The Company shall furnish to RBI a quarterly statement on change of directors, and a certificate from the Managing Director that fit and proper criteria in selection of the directors has been followed within 15 days of the close of the respective quarter. The statement to be submitted by the Company for the quarter ending March 31, shall be certified by the auditors.
The Company has framed and adopted policies as per regulatory requirements and as approved by the Board of the Company which forms part and parcel of the overall corporate governance framework of the Company
Additional disclosures shall be made in the annual financial statements in terms of the RBI Directions:
The Company shall, in addition to the existing regulatory disclosures, disclose the following in their Annual Financial Statements:
Any other disclosure as required under regulatory/statutory requirement.
The appointment and rotation of Statutory Auditors shall be as per the RBI Guidelines issued from time to time and Policy on Appointment of Statutory Auditors adopted by the Company and as may be amended from time to time.
The Reserve Bank of India (RBI). through its circular regarding Scale Based Regulation (SBR)- A Revised Regulatory Framework for NBFCs dated October 22, 2021 and Compliance Function and Role of Chief Compliance Officer dated April 11, 2022 has mandated appointment of Chief Compliance Officer (CCO) in NBFC-ML. The CCO is required to function independently with specified roles and responsibilities and to ensure highest standards of compliance.

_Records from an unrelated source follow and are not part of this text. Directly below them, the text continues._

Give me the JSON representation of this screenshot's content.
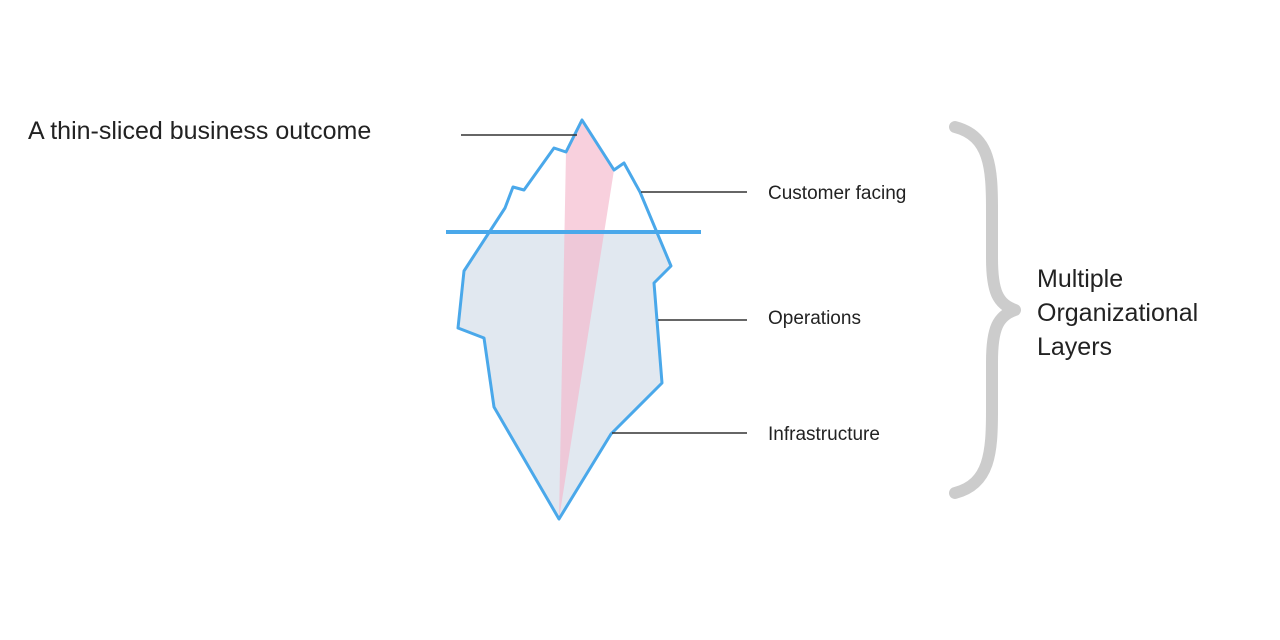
{
  "labels": {
    "outcome": "A thin-sliced business outcome",
    "customer_facing": "Customer facing",
    "operations": "Operations",
    "infrastructure": "Infrastructure"
  },
  "summary": {
    "lines": [
      "Multiple",
      "Organizational",
      "Layers"
    ]
  },
  "colors": {
    "outline": "#4aa8ea",
    "underwater_fill": "#e1e8f0",
    "slice_fill": "#f4b7cb",
    "leader_line": "#333333",
    "brace": "#cccccc",
    "text": "#222222"
  }
}
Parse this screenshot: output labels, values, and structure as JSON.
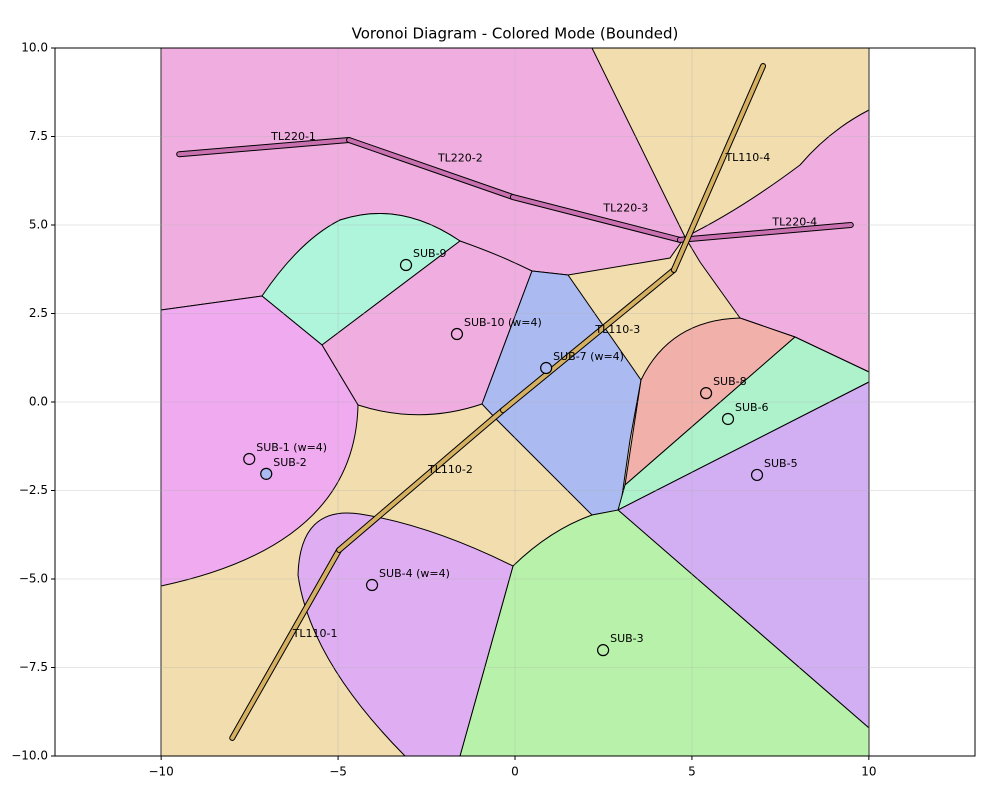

The Board of Directors at its Meeting held on July 25, 2023, appointed Chief Compliance Officer of the Company. The roles and responsibilities of CCO are defined in the Compliance Policy."
The policy will be approved by the Board and hosted on the official website of the Company.
The Policy will be reviewed on an annual basis or as and when deem necessary by the Board in the context of changing regulation and guidelines.